A person jumps from the roof of a house 4.9 m high. When he strikes the ground below, he bends his knees so that his torso decelerates over an approximate distance of 0.70 m. The mass of his torso (excluding legs) is 46 kg.
(a) Find his velocity just before his feet strike the ground.
1 m/s
(b) Find the average force exerted on his torso by his legs during deceleration.
Magnitude
To find the velocity just before the person's feet strike the ground, we can use the kinematic equation:
v^2 = u^2 + 2as
Where:
v = final velocity (unknown)
u = initial velocity (0 m/s as the person jumps vertically downwards)
a = acceleration due to gravity (-9.8 m/s^2, assuming no air resistance)
s = displacement (4.9 m)
Rearranging the equation, we get:
v^2 = 0^2 + 2(-9.8)(4.9)
v^2 = -2(9.8)(4.9)
v^2 = -96.04
Since velocity cannot be negative in this context, we take the positive square root:
v = √96.04
v ≈ 9.8 m/s
Therefore, the velocity just before the person's feet strike the ground is approximately 9.8 m/s.
To find the average force exerted on their torso by their legs during deceleration, we can use Newton's second law of motion:
F = m * a
Where:
F = force (unknown)
m = mass of the torso (46 kg)
a = acceleration (unknown)
We can find the acceleration using the equation:
a = (vf - vi) / t
Where:
vf = final velocity (0 m/s, as the person's torso comes to rest)

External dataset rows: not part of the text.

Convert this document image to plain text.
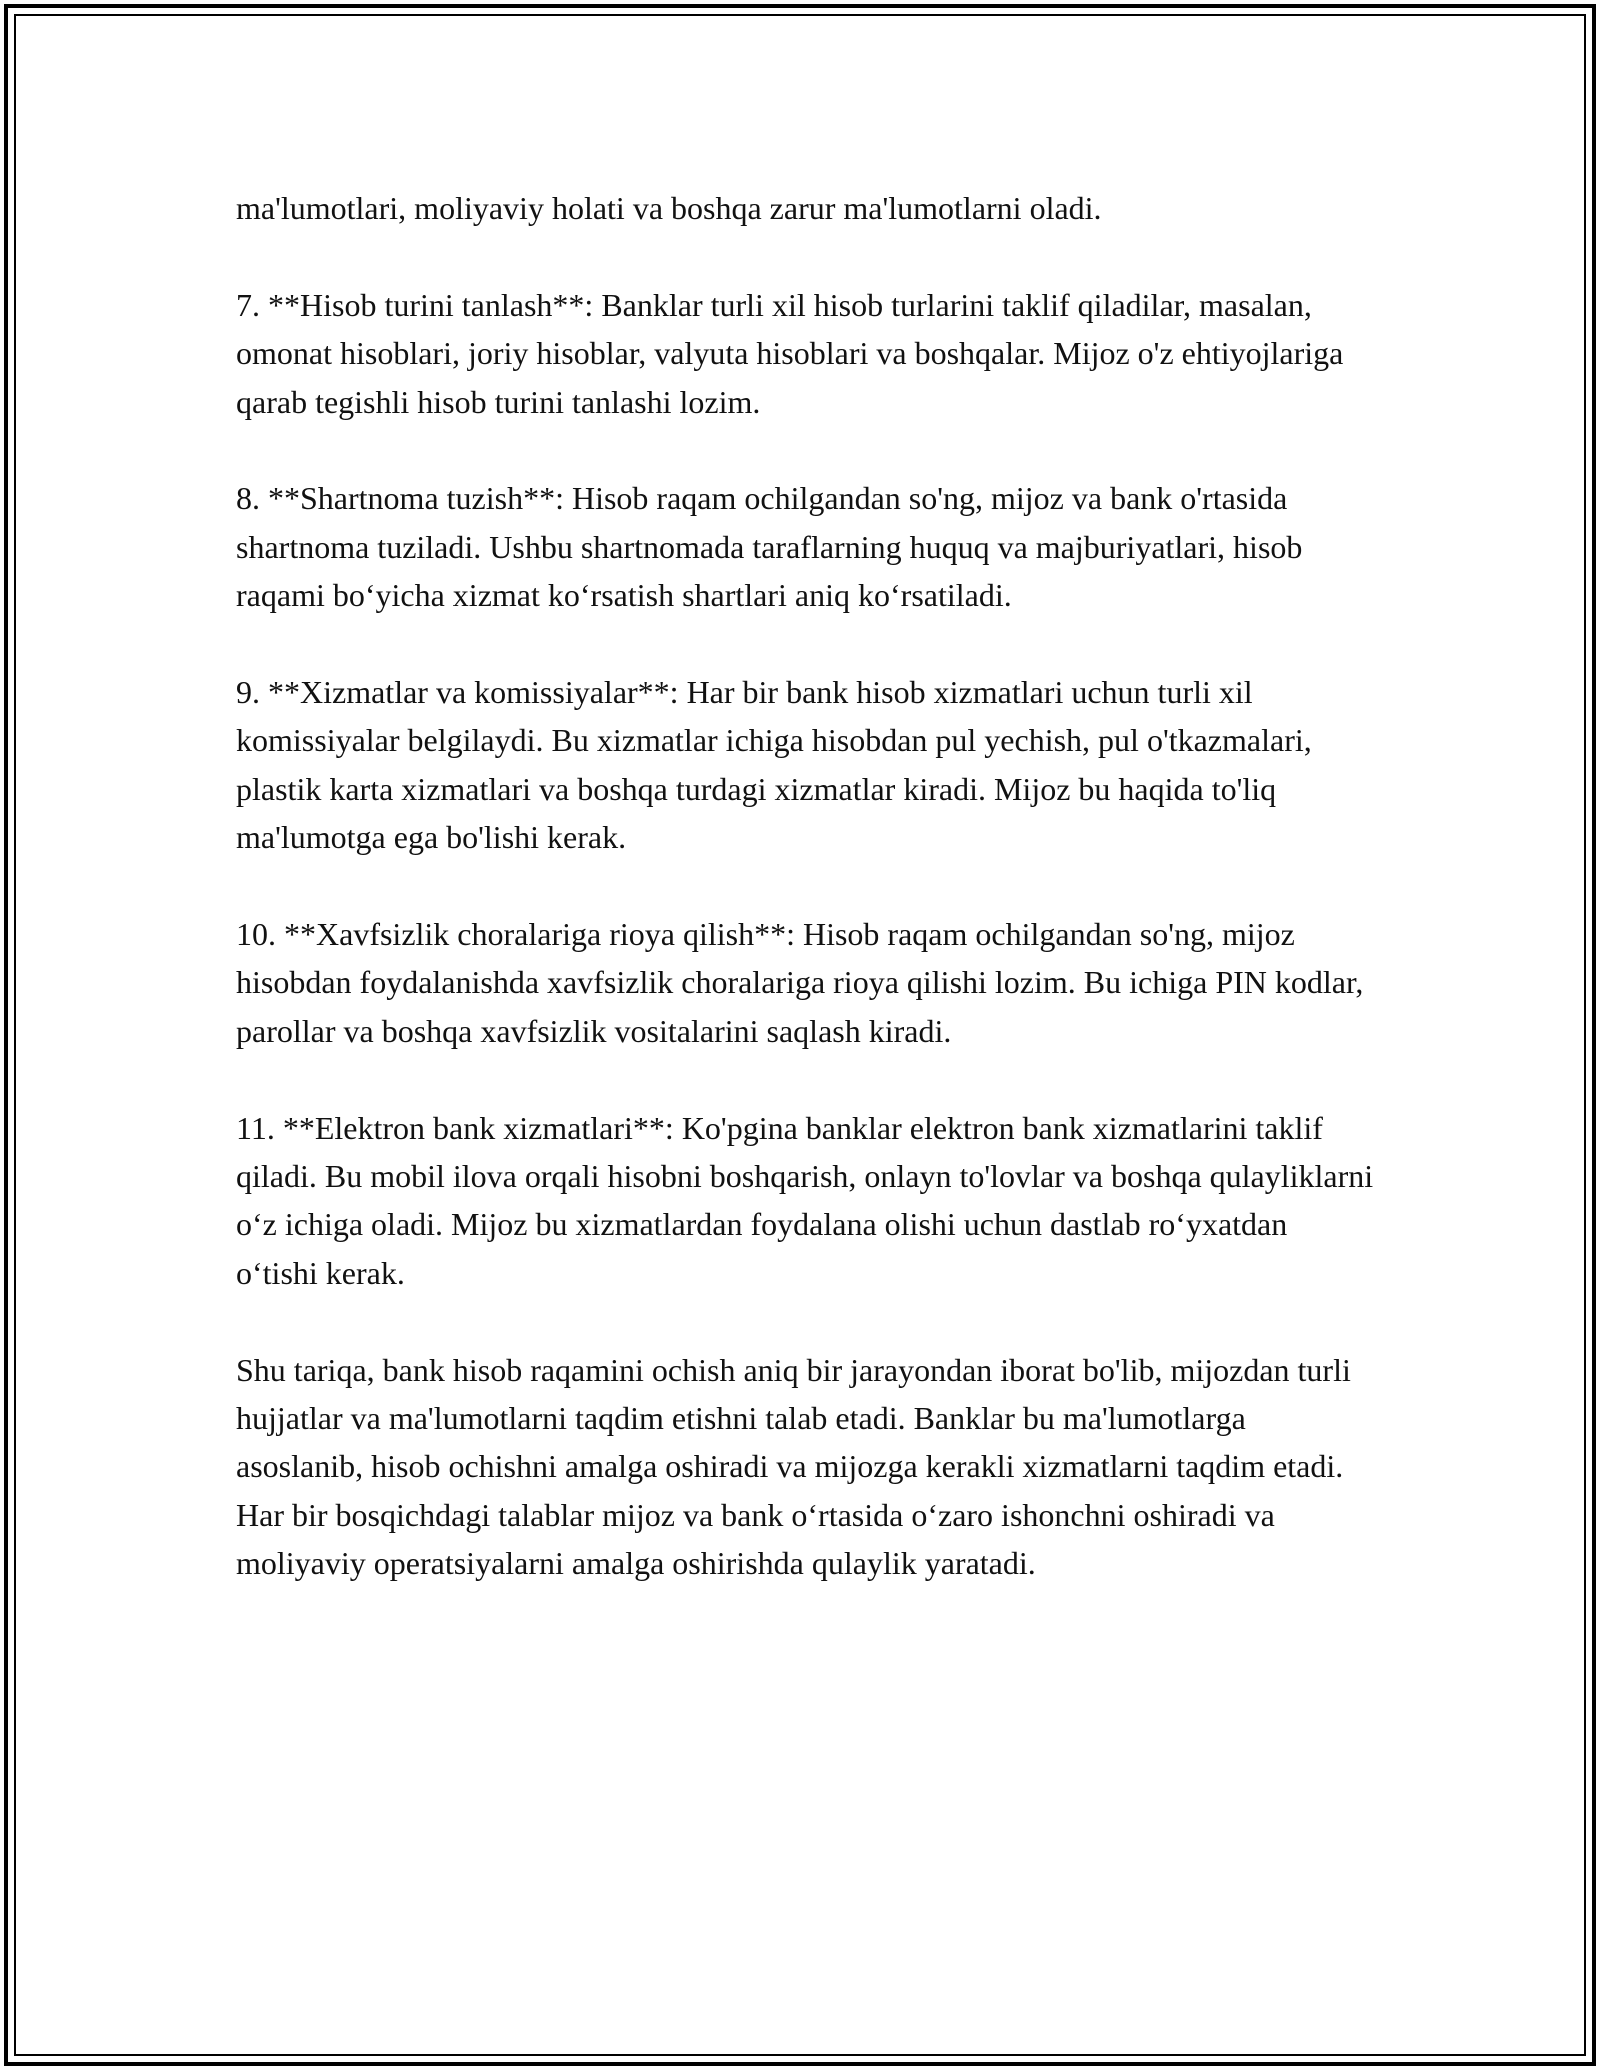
ma'lumotlari, moliyaviy holati va boshqa zarur ma'lumotlarni oladi.

7. **Hisob turini tanlash**: Banklar turli xil hisob turlarini taklif qiladilar, masalan, omonat hisoblari, joriy hisoblar, valyuta hisoblari va boshqalar. Mijoz o'z ehtiyojlariga qarab tegishli hisob turini tanlashi lozim.

8. **Shartnoma tuzish**: Hisob raqam ochilgandan so'ng, mijoz va bank o'rtasida shartnoma tuziladi. Ushbu shartnomada taraflarning huquq va majburiyatlari, hisob raqami bo‘yicha xizmat ko‘rsatish shartlari aniq ko‘rsatiladi.

9. **Xizmatlar va komissiyalar**: Har bir bank hisob xizmatlari uchun turli xil komissiyalar belgilaydi. Bu xizmatlar ichiga hisobdan pul yechish, pul o'tkazmalari, plastik karta xizmatlari va boshqa turdagi xizmatlar kiradi. Mijoz bu haqida to'liq ma'lumotga ega bo'lishi kerak.

10. **Xavfsizlik choralariga rioya qilish**: Hisob raqam ochilgandan so'ng, mijoz hisobdan foydalanishda xavfsizlik choralariga rioya qilishi lozim. Bu ichiga PIN kodlar, parollar va boshqa xavfsizlik vositalarini saqlash kiradi.

11. **Elektron bank xizmatlari**: Ko'pgina banklar elektron bank xizmatlarini taklif qiladi. Bu mobil ilova orqali hisobni boshqarish, onlayn to'lovlar va boshqa qulayliklarni o‘z ichiga oladi. Mijoz bu xizmatlardan foydalana olishi uchun dastlab ro‘yxatdan o‘tishi kerak.

Shu tariqa, bank hisob raqamini ochish aniq bir jarayondan iborat bo'lib, mijozdan turli hujjatlar va ma'lumotlarni taqdim etishni talab etadi. Banklar bu ma'lumotlarga asoslanib, hisob ochishni amalga oshiradi va mijozga kerakli xizmatlarni taqdim etadi. Har bir bosqichdagi talablar mijoz va bank o‘rtasida o‘zaro ishonchni oshiradi va moliyaviy operatsiyalarni amalga oshirishda qulaylik yaratadi.
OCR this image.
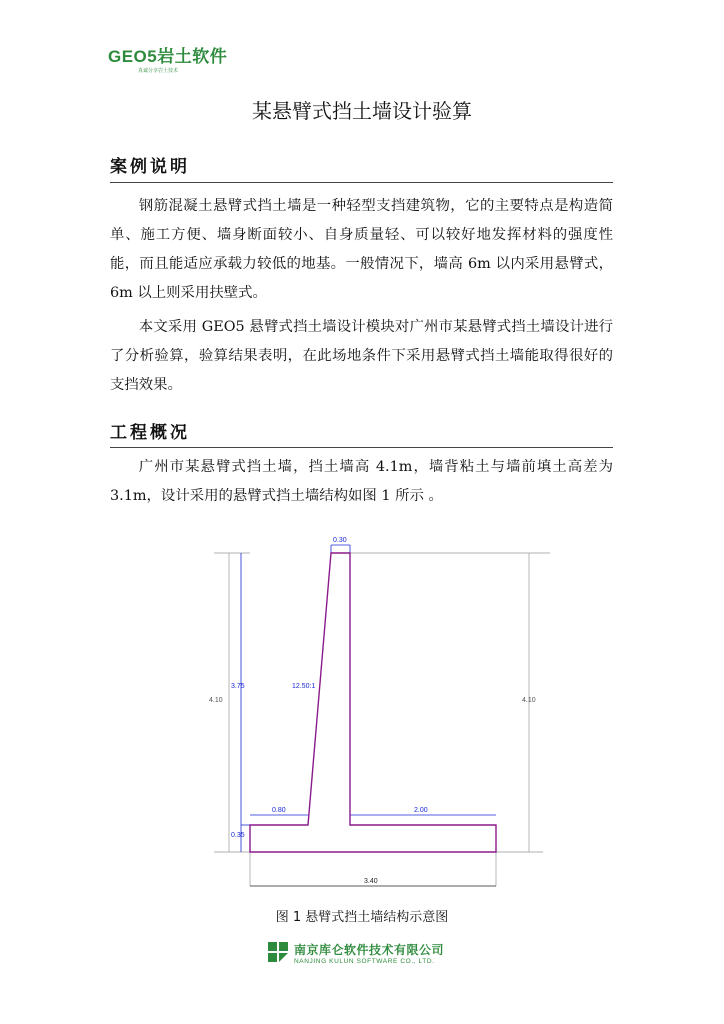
GEO5岩土软件
真诚分享岩土技术
某悬臂式挡土墙设计验算
案例说明
钢筋混凝土悬臂式挡土墙是一种轻型支挡建筑物，它的主要特点是构造简单、施工方便、墙身断面较小、自身质量轻、可以较好地发挥材料的强度性能，而且能适应承载力较低的地基。一般情况下，墙高 6m 以内采用悬臂式，6m 以上则采用扶壁式。
本文采用 GEO5 悬臂式挡土墙设计模块对广州市某悬臂式挡土墙设计进行了分析验算，验算结果表明，在此场地条件下采用悬臂式挡土墙能取得很好的支挡效果。
工程概况
广州市某悬臂式挡土墙，挡土墙高 4.1m，墙背粘土与墙前填土高差为 3.1m，设计采用的悬臂式挡土墙结构如图 1 所示 。
0.30
4.10
3.75	12.50:1
4.10
0.80	2.00
0.35
3.40
图 1 悬臂式挡土墙结构示意图
南京库仑软件技术有限公司
NANJING KULUN SOFTWARE CO., LTD.
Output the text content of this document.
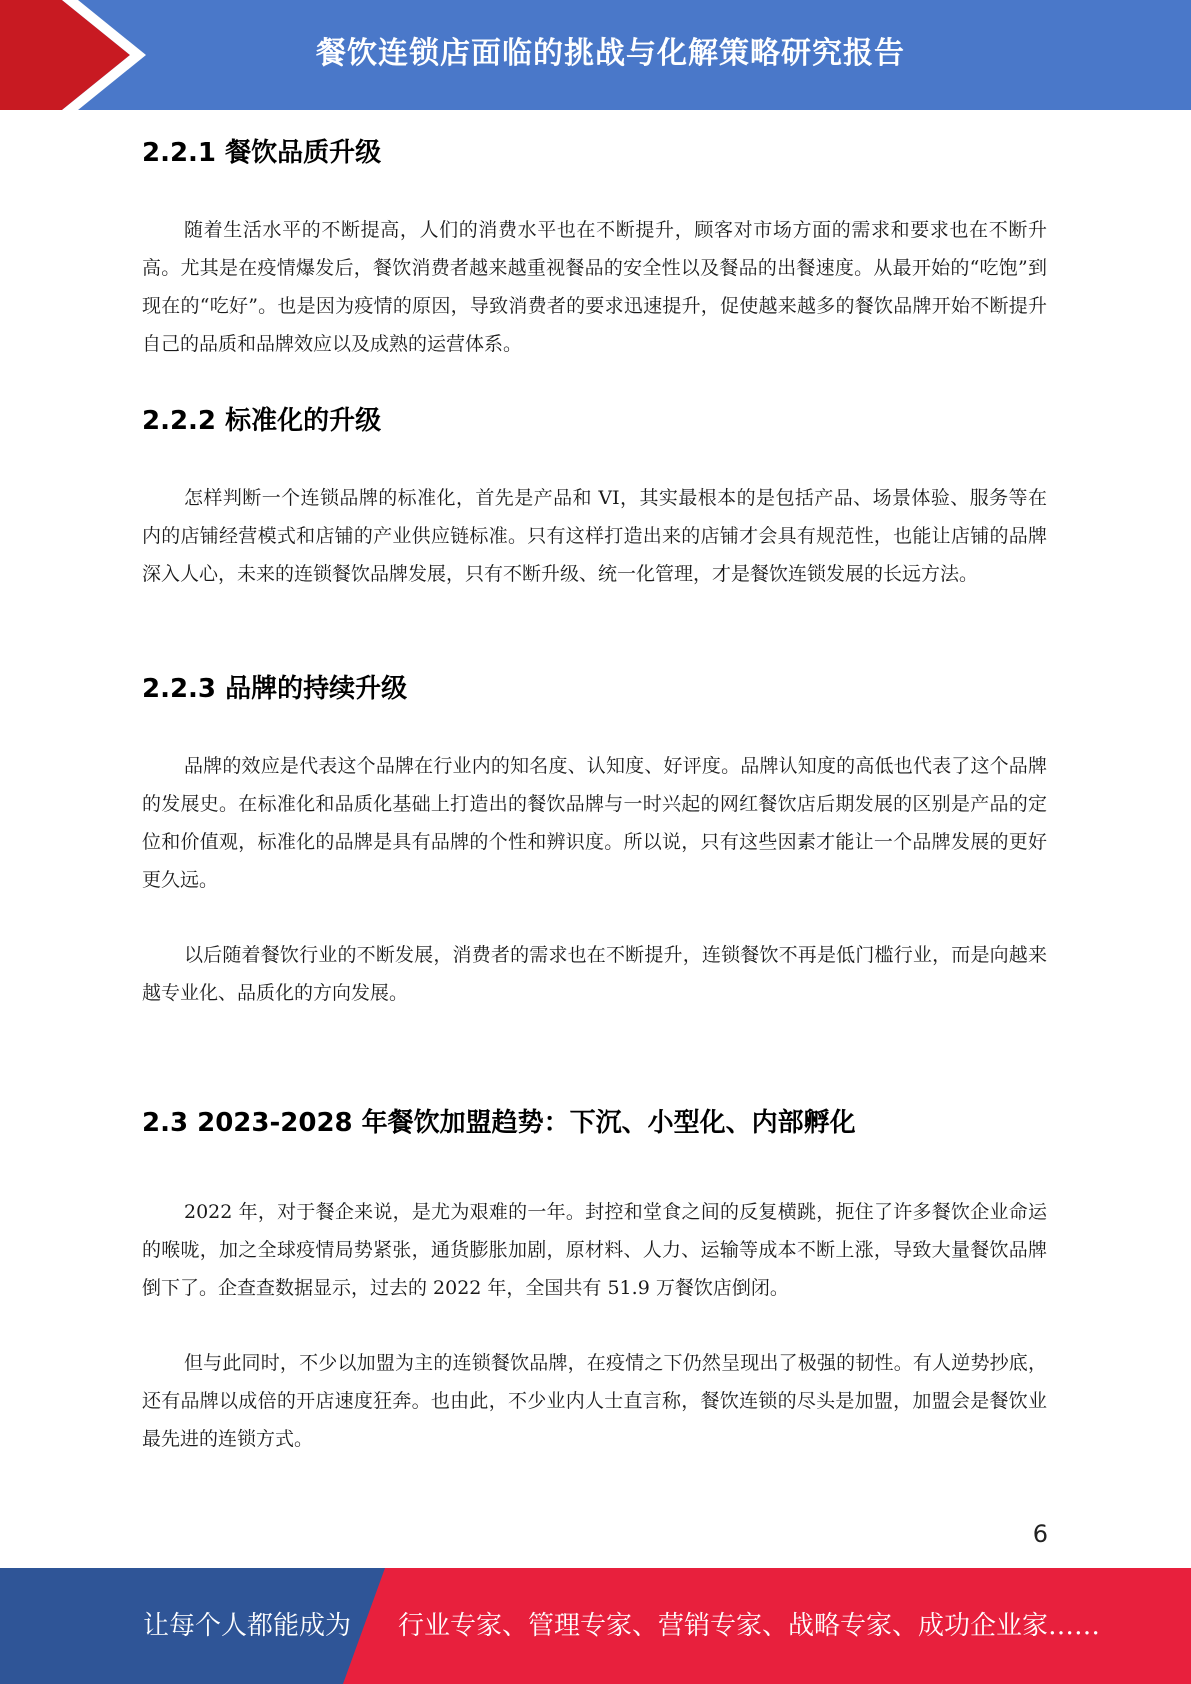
餐饮连锁店面临的挑战与化解策略研究报告
2.2.1 餐饮品质升级

随着生活水平的不断提高，人们的消费水平也在不断提升，顾客对市场方面的需求和要求也在不断升高。尤其是在疫情爆发后，餐饮消费者越来越重视餐品的安全性以及餐品的出餐速度。从最开始的“吃饱”到现在的“吃好”。也是因为疫情的原因，导致消费者的要求迅速提升，促使越来越多的餐饮品牌开始不断提升自己的品质和品牌效应以及成熟的运营体系。

2.2.2 标准化的升级

怎样判断一个连锁品牌的标准化，首先是产品和 VI，其实最根本的是包括产品、场景体验、服务等在内的店铺经营模式和店铺的产业供应链标准。只有这样打造出来的店铺才会具有规范性，也能让店铺的品牌深入人心，未来的连锁餐饮品牌发展，只有不断升级、统一化管理，才是餐饮连锁发展的长远方法。

2.2.3 品牌的持续升级

品牌的效应是代表这个品牌在行业内的知名度、认知度、好评度。品牌认知度的高低也代表了这个品牌的发展史。在标准化和品质化基础上打造出的餐饮品牌与一时兴起的网红餐饮店后期发展的区别是产品的定位和价值观，标准化的品牌是具有品牌的个性和辨识度。所以说，只有这些因素才能让一个品牌发展的更好更久远。

以后随着餐饮行业的不断发展，消费者的需求也在不断提升，连锁餐饮不再是低门槛行业，而是向越来越专业化、品质化的方向发展。

2.3 2023-2028 年餐饮加盟趋势：下沉、小型化、内部孵化

2022 年，对于餐企来说，是尤为艰难的一年。封控和堂食之间的反复横跳，扼住了许多餐饮企业命运的喉咙，加之全球疫情局势紧张，通货膨胀加剧，原材料、人力、运输等成本不断上涨，导致大量餐饮品牌倒下了。企查查数据显示，过去的 2022 年，全国共有 51.9 万餐饮店倒闭。

但与此同时，不少以加盟为主的连锁餐饮品牌，在疫情之下仍然呈现出了极强的韧性。有人逆势抄底，还有品牌以成倍的开店速度狂奔。也由此，不少业内人士直言称，餐饮连锁的尽头是加盟，加盟会是餐饮业最先进的连锁方式。

6
让每个人都能成为 行业专家、管理专家、营销专家、战略专家、成功企业家……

vi = initial velocity (9.8 m/s)
t = time taken to decelerate (unknown)
Rearranging the equation, we get:
t = (vf - vi) / a
t = (0 - 9.8) / a
t = -9.8 / a
We can substitute this value of t into the equation for force:
F = m * (-9.8 / a)
The acceleration can be found by using the displacement and the initial velocity:
s = (vi^2 - vf^2) / (2 * a)
0.70 = (9.8^2 - 0) / (2 * a)
0.70 * (2 * a) = 96.04
1.4a = 96.04
a = 96.04 / 1.4
a ≈ 68.6 m/s^2
Now we can substitute this value of a into the equation for force:
F = 46 * (-9.8 / 68.6)
F ≈ -6.612 N
Since force cannot be negative in this context, we take the magnitude:
|F| ≈ 6.612 N
Therefore, the average force exerted on the person's torso by their legs during deceleration is approximately 6.612 N.